撮影日記


2009年07月09日(木) 天気:くもり

「Sakura」フィルムの謎

マルシンカメラのジャンクコーナーで救出したセミレオタックス(2009年7月4日の日記を参照)は,蛇腹が大きく破れていた。そこで,コレレやペルレと同じようにして,蛇腹をつくりなおすことにした。
 コレレとペルレは,レンズボードを支えるタスキやベッド部などの形式はまったく異なるが,レンズと蛇腹の接続部分や,フィルム側の蛇腹を取りつけるスペースなどの大きさは,ほぼ同じようなものであった。そのため,これら2機種については,蛇腹の型紙を共用することができた(2009年6月29日の日記を参照)。
 ところが,コレレやペルレと並べてみると,セミレオタックスは,明らかに幅が小さい。よく観察してみると,フィルム側の蛇腹を取りつけるスペースがかなり狭くなっている。その差は1cmたらずのものだが,それだけでもカメラ全体のコンパクト化に大きな貢献を果たしているようなのである。
 ともあれ,必要な蛇腹の寸法を考えなおさなくてはならない。

ペルレと並べると,セミレオタックスのコンパクトさがわかる。

まずは,蛇腹を取り去る。取り去った蛇腹を参考に,寸法を修正した展開図を作成する。ペルレやコレレとくらべるとかなりコンパクトに感じられるので,蛇腹のサイズにあまりゆとりをもたせることはできそうにない。いったん作成した蛇腹の型紙を折って組み立て,セミレオタックスにあてがいながら,ぎりぎりまで長さ等を切りつめるなどして微調整をおこなった。
 型紙ができあがったら,ペルレのときと同じように,内側の面に製本テープを貼って黒いアクリル絵の具を塗り重ね,外側の面には革を貼ることにする。今日こそは,黒い革を購入することにしよう。

セミレオタックス用に作成した蛇腹の型紙。

そして,東急ハンズ(広島)を訪れた。
 革製品(ソファなど)の補修のための,合成皮革製シートなるものが売られていた。裏の紙を剥がせば,そのまま貼りつけることができる便利そうなものである。厚さも薄そうで,蛇腹の素材としてふさわしいように思われる。色もさまざまなバリエーションが用意されている。
 しかし,店頭にあったものは少々サイズが小さいのである。表示によれば13cm×20cmとのこと。蛇腹の型紙に貼るには,少し長さが足りないのである。残念だが,今回はこれの使用を見送ることにする。しかし,ベスト半裁判のベビーパールの蛇腹を補修するときには,これがちょうどよい大きさかもしれない。そのときまで,忘れないようにしておこう。

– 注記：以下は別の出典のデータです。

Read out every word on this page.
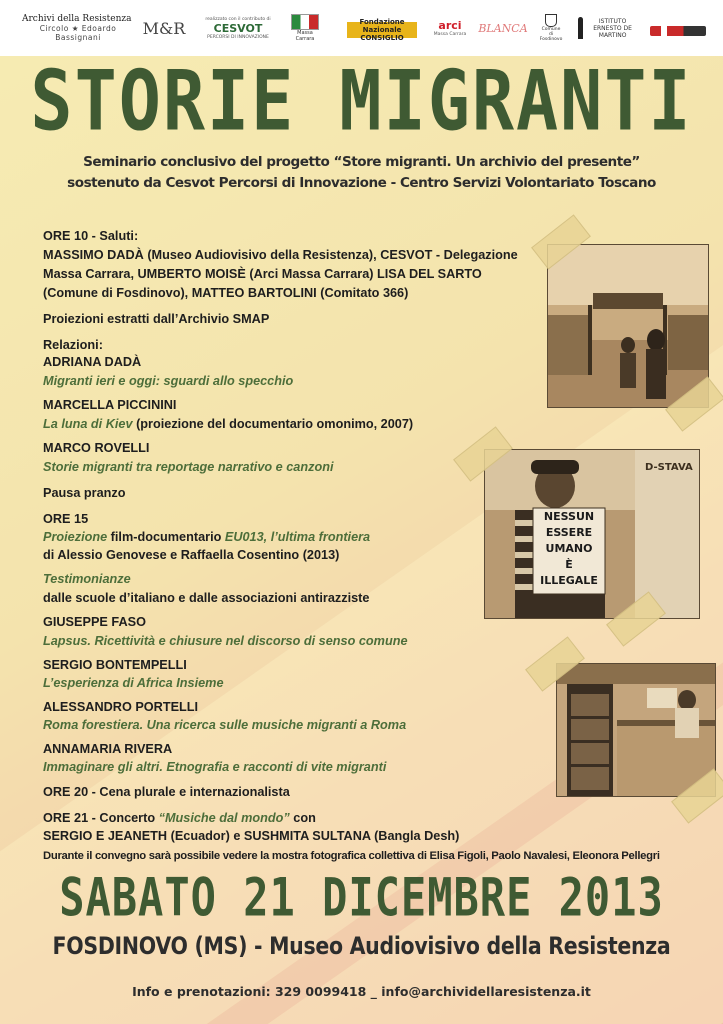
Archivi della Resistenza
Circolo ★ Edoardo Bassignani	M&R	realizzato con il contributo di
CESVOT
PERCORSI DI INNOVAZIONE
Massa Carrara
Fondazione Nazionale CONSIGLIO
arci
Massa Carrara BLANCA	Comune di Fosdinovo
ISTITUTO ERNESTO DE MARTINO
STORIE MIGRANTI
Seminario conclusivo del progetto “Store migranti. Un archivio del presente”
sostenuto da Cesvot Percorsi di Innovazione - Centro Servizi Volontariato Toscano
ORE 10 - Saluti:
MASSIMO DADÀ (Museo Audiovisivo della Resistenza), CESVOT - Delegazione
Massa Carrara, UMBERTO MOISÈ (Arci Massa Carrara) LISA DEL SARTO
(Comune di Fosdinovo), MATTEO BARTOLINI (Comitato 366)
Proiezioni estratti dall’Archivio SMAP
Relazioni:
ADRIANA DADÀ
Migranti ieri e oggi: sguardi allo specchio
MARCELLA PICCININI
La luna di Kiev (proiezione del documentario omonimo, 2007)
MARCO ROVELLI
Storie migranti tra reportage narrativo e canzoni
Pausa pranzo
ORE 15
Proiezione film-documentario EU013, l’ultima frontiera
di Alessio Genovese e Raffaella Cosentino (2013)
Testimonianze
dalle scuole d’italiano e dalle associazioni antirazziste
GIUSEPPE FASO
Lapsus. Ricettività e chiusure nel discorso di senso comune
SERGIO BONTEMPELLI
L’esperienza di Africa Insieme
ALESSANDRO PORTELLI
Roma forestiera. Una ricerca sulle musiche migranti a Roma
ANNAMARIA RIVERA
Immaginare gli altri. Etnografia e racconti di vite migranti
ORE 20 - Cena plurale e internazionalista
ORE 21 - Concerto “Musiche dal mondo” con
SERGIO E JEANETH (Ecuador) e SUSHMITA SULTANA (Bangla Desh)
Durante il convegno sarà possibile vedere la mostra fotografica collettiva di Elisa Figoli, Paolo Navalesi, Eleonora Pellegri
D-STAVA
NESSUN
ESSERE
UMANO
È
ILLEGALE
SABATO 21 DICEMBRE 2013
FOSDINOVO (MS) - Museo Audiovisivo della Resistenza
Info e prenotazioni: 329 0099418 _ info@archividellaresistenza.it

東急ハンズにきたついでに,さまざまなフロアを見て回った。
 相変わらず,Lomographyのトイカメラが並べられたコーナーがある(2005年4月15日の日記も参照)。目立つ位置に並べられていたのは,「HOLGA」である。「HOLGA」は120フィルムを使うトイカメラだ。120フィルムは,プロカメラマンやマニア等にとっては一般的なフィルムだが,そうではない一般の消費者にとっては,現在ではあまりなじみのないものになっている。そんな人たちの便宜をはかったのだろうか,「HOLGA」の横には,120フィルムもちゃんと並べられているのである。
 値札に「モノクロフィルム」と書かれていたフィルムは,紫色っぽいパッケージのものだった。モノクロフィルムとしては,見慣れないパッケージだ。東急ハンズでトイカメラ用に売られているのだから,東欧かどこかのマイナーな商品なのだろうか?と思ってよく見ると,KODAKのPORTRA400VCである。おい,これはカラーネガフィルムだろ(笑)。その隣をみれば,値札に「カラーネガフィルム」と書いてある。そこに並んでいるのは,KODAKのTMAXだ。
 なんのことはない。値札と商品が入れ替わっているのであった(笑)。よく知らない消費者が,間違えて買っていったらどうするつもりなんだろう?ま,いいか。トイカメラ遊びには,むしろ入れ替わっているほうが好都合だったりするのかも???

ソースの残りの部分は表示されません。